Both speeches had the smug, bullying tone of an episode of the O’Reilly Factor on Fox—lashing out at the “cosmopolitans,” the “Hollywood liberals,” those who are concerned about whether detainees get “read…their rights.”
When Adolf Hitler rallied the angry “volk”—the “common people” in Germany—against the “cosmopolitans”—(which in Germany, at that time, took extreme concentration in his attacks on the Jews)—it was called fascism.
What do you call it in the USA?
McCain’s Message of Sacrifice for Empire
While Palin and Giuliani provided the drama and dynamism at the RNC, McCain’s speech concentrated a key element of the Republicans' message. It might have appeared that the finale of McCain’s speech was simply one more self-serving installment of his endlessly invoked experience as a prisoner of war (McCain was shot down while flying high above Vietnam, part of an air war that contributed to killing millions of Vietnamese people in the Vietnam war). But there was a specific message here, concentrated in McCain’s self-described evolution from someone who “didn’t think there was a cause that was more important than me,” to someone who learned to “fight again for my country….” Someone who “fell in love with my country”—and, he pointedly added, “not just for the many comforts of life here.”

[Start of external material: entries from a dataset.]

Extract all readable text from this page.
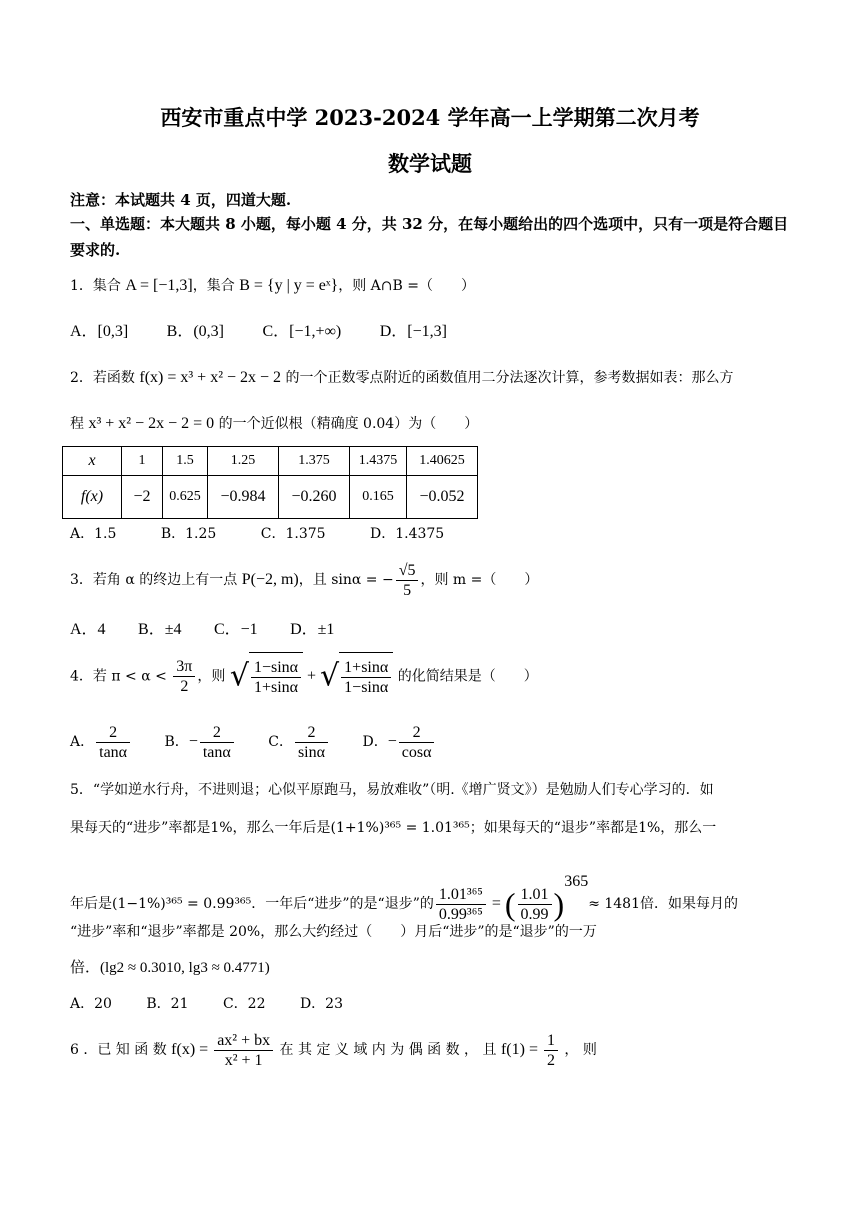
西安市重点中学 2023-2024 学年高一上学期第二次月考
数学试题
注意：本试题共 4 页，四道大题.
一、单选题：本大题共 8 小题，每小题 4 分，共 32 分，在每小题给出的四个选项中，只有一项是符合题目要求的.
1．集合 A = [−1,3]，集合 B = {y | y = eˣ}，则 A∩B =（　　）
A．[0,3] B．(0,3] C．[−1,+∞) D．[−1,3]
2．若函数 f(x) = x³ + x² − 2x − 2 的一个正数零点附近的函数值用二分法逐次计算，参考数据如表：那么方
程 x³ + x² − 2x − 2 = 0 的一个近似根（精确度 0.04）为（　　）
x	1	1.5	1.25	1.375	1.4375	1.40625
f(x)	−2	0.625	−0.984	−0.260	0.165	−0.052
A．1.5	B．1.25	C．1.375	D．1.4375
3．若角 α 的终边上有一点 P(−2, m)，且 sinα = − $\frac{√5}{5}$ ，则 m =（　　）
A．4 B．±4 C．−1 D．±1
4．若 $\pi < \alpha < \frac{3\pi}{2}$ ，则 √ $\frac{1-\sin\alpha}{1+\sin\alpha}$ + √ $\frac{1+\sin\alpha}{1-\sin\alpha}$ 的化简结果是（　　）
A． $\frac{2}{\tan\alpha}$ B．− $\frac{2}{\tan\alpha}$ C． $\frac{2}{\sin\alpha}$ D．− $\frac{2}{\cos\alpha}$
5．“学如逆水行舟，不进则退；心似平原跑马，易放难收”（明.《增广贤文》）是勉励人们专心学习的．如
果每天的“进步”率都是1%，那么一年后是(1+1%)³⁶⁵ = 1.01³⁶⁵；如果每天的“退步”率都是1%，那么一
年后是(1−1%)³⁶⁵ = 0.99³⁶⁵．一年后“进步”的是“退步”的 $\frac{\text{1.01³⁶⁵}}{\text{0.99³⁶⁵}}$ = ( $\frac{1.01}{0.99} )^{365}\approx 1481$倍．如果每月的
“进步”率和“退步”率都是 20%，那么大约经过（　　）月后“进步”的是“退步”的一万
倍．(lg2 ≈ 0.3010, lg3 ≈ 0.4771)
A．20 B．21 C．22 D．23
6 ．已 知 函 数 $f(x) = \frac{\text{ax² + bx}}{\text{x² + 1}}$ 在 其 定 义 域 内 为 偶 函 数 ， 且 $f(1) = \frac{1}{2}$ ， 则
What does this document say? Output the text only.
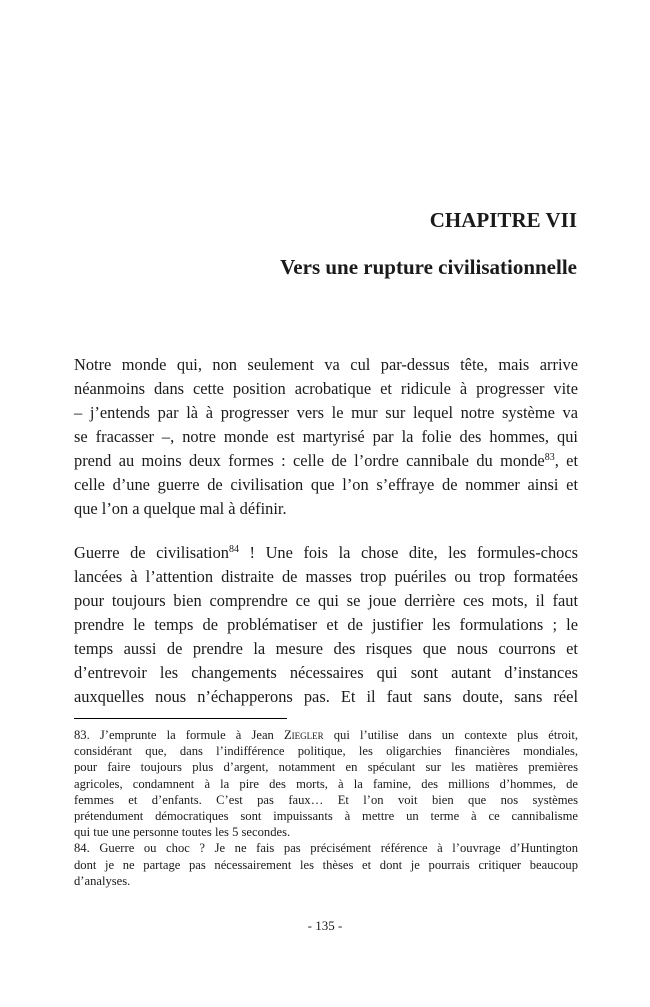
CHAPITRE VII
Vers une rupture civilisationnelle
Notre monde qui, non seulement va cul par-dessus tête, mais arrive
néanmoins dans cette position acrobatique et ridicule à progresser vite
– j’entends par là à progresser vers le mur sur lequel notre système va
se fracasser –, notre monde est martyrisé par la folie des hommes, qui
prend au moins deux formes : celle de l’ordre cannibale du monde$^{83}$, et
celle d’une guerre de civilisation que l’on s’effraye de nommer ainsi et
que l’on a quelque mal à définir.
Guerre de civilisation$^{84}$ ! Une fois la chose dite, les formules-chocs
lancées à l’attention distraite de masses trop puériles ou trop formatées
pour toujours bien comprendre ce qui se joue derrière ces mots, il faut
prendre le temps de problématiser et de justifier les formulations ; le
temps aussi de prendre la mesure des risques que nous courrons et
d’entrevoir les changements nécessaires qui sont autant d’instances
auxquelles nous n’échapperons pas. Et il faut sans doute, sans réel
83. J’emprunte la formule à Jean Ziegler qui l’utilise dans un contexte plus étroit,
considérant que, dans l’indifférence politique, les oligarchies financières mondiales,
pour faire toujours plus d’argent, notamment en spéculant sur les matières premières
agricoles, condamnent à la pire des morts, à la famine, des millions d’hommes, de
femmes et d’enfants. C’est pas faux… Et l’on voit bien que nos systèmes
prétendument démocratiques sont impuissants à mettre un terme à ce cannibalisme
qui tue une personne toutes les 5 secondes.
84. Guerre ou choc ? Je ne fais pas précisément référence à l’ouvrage d’Huntington
dont je ne partage pas nécessairement les thèses et dont je pourrais critiquer beaucoup
d’analyses.
- 135 -
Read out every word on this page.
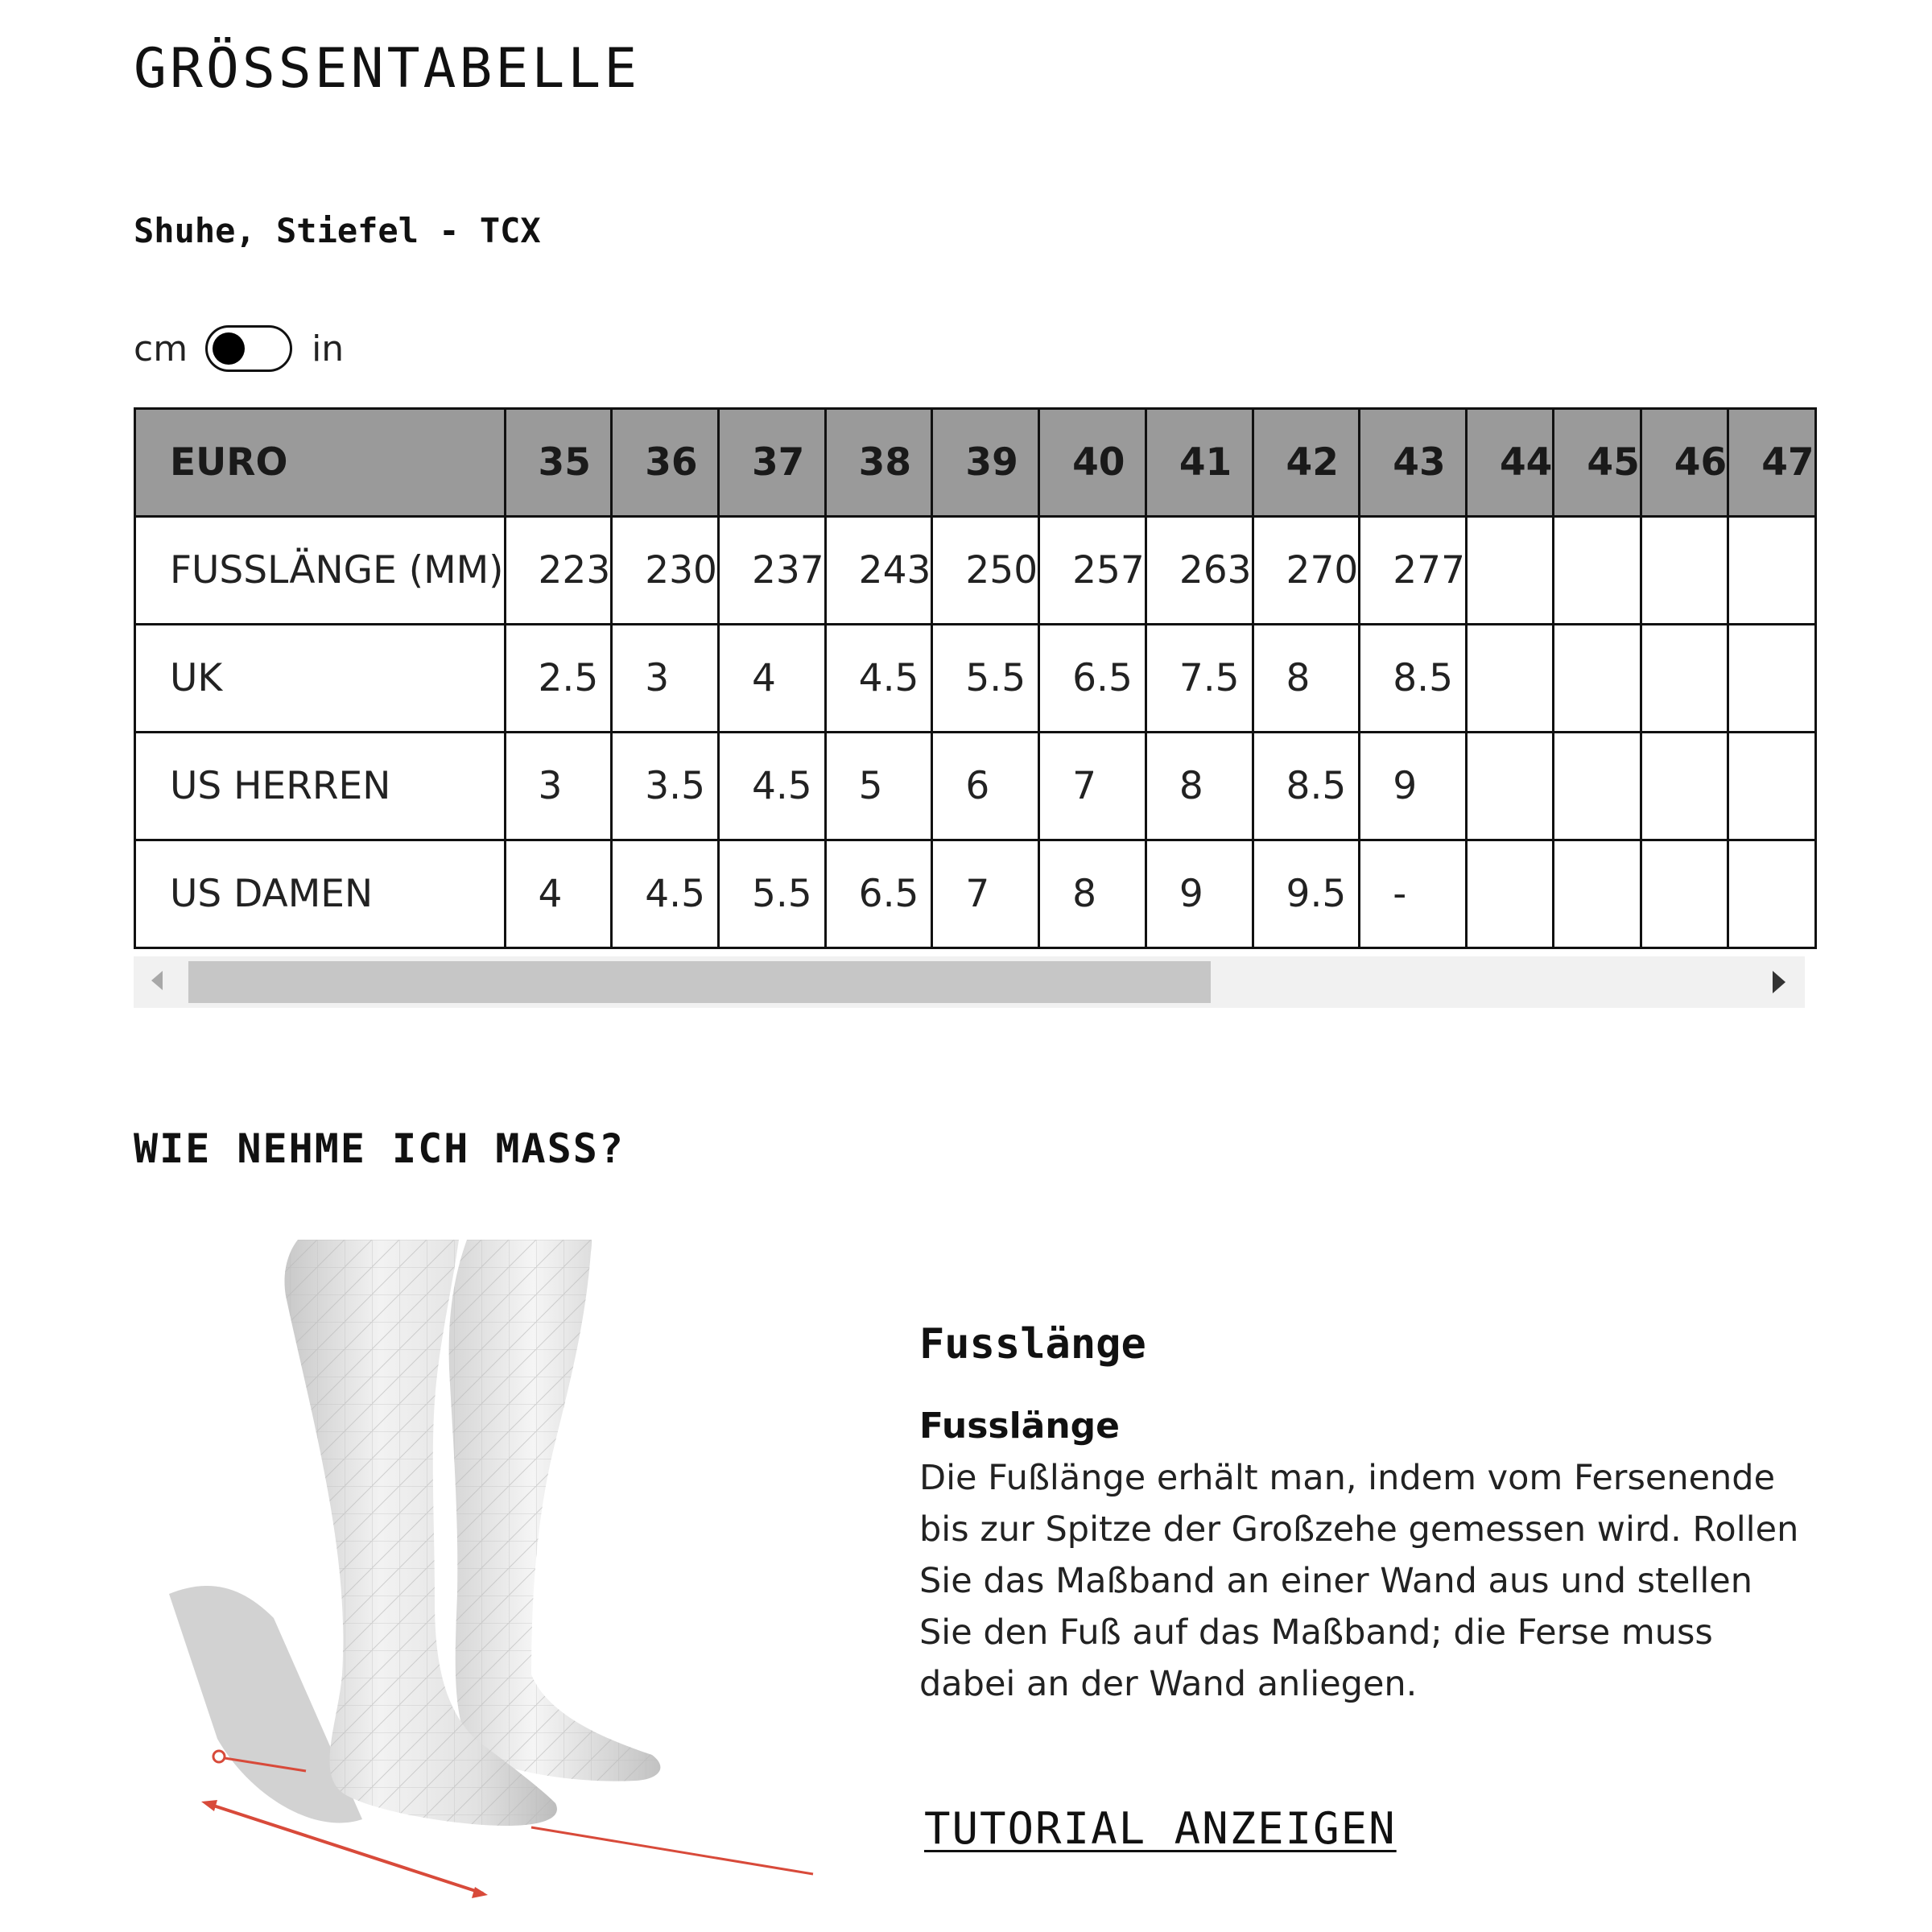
GRÖSSENTABELLE
Shuhe, Stiefel - TCX
cm	in
EURO	35	36	37	38	39	40	41	42	43	44	45	46	47
FUSSLÄNGE (MM)	223	230	237	243	250	257	263	270	277				
UK	2.5	3	4	4.5	5.5	6.5	7.5	8	8.5				
US HERREN	3	3.5	4.5	5	6	7	8	8.5	9				
US DAMEN	4	4.5	5.5	6.5	7	8	9	9.5	-				
WIE NEHME ICH MASS?
Fusslänge
Fusslänge

Die Fußlänge erhält man, indem vom Fersenende bis zur Spitze der Großzehe gemessen wird. Rollen Sie das Maßband an einer Wand aus und stellen Sie den Fuß auf das Maßband; die Ferse muss dabei an der Wand anliegen.

TUTORIAL ANZEIGEN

McCain’s speech was a call to rally around and fight for traditional American values, even through hard times, military challenges, and personal sacrifice. And it converged with the elevated role of the Christian fascists, who provide a coherent morality and organization for just such mobilization.
Bushism without Bush
Barack Obama has positioned himself as the candidate to “bring us together.” And there are ruling class voices arguing that Obama would be the best possible “face” on all the things that will have to be done in the service of American empire. As Revolution analyzed last week: “Obama would not rule in precisely the same way as McCain. That is not our point. What IS essential is that he would serve the same fundamental interests, and obey the same fundamental imperatives, as McCain. In line with that, Obama is also making the case to these rulers that his particular mix of aggression and negotiations, combined with his ability to ‘appeal to’ people internationally and pacify the political scene at home, would be more effective than that of McCain in serving those interests and imperatives.”
Obama and McCain do not differ over the basic direction of society. Nor do their differences arise in any fundamental way from competing “interest groups” that tend to be aligned with the Republicans or the Democrats. The sharply contending programs they are bringing forward both start from the overall interests of U.S. imperialism. They both agree on the terms set by the so-called “war on terror,” with all the terrible suffering and death that is bringing to the world. But the differences they do have represent contending forces and agendas within the ruling class over how to navigate through the minefield of contradictions confronting the U.S. rulers. Through the RNC, the Republicans, with their slogan “Country First,” put forward their solution to reforging national unity and charging forward globally in troubled times.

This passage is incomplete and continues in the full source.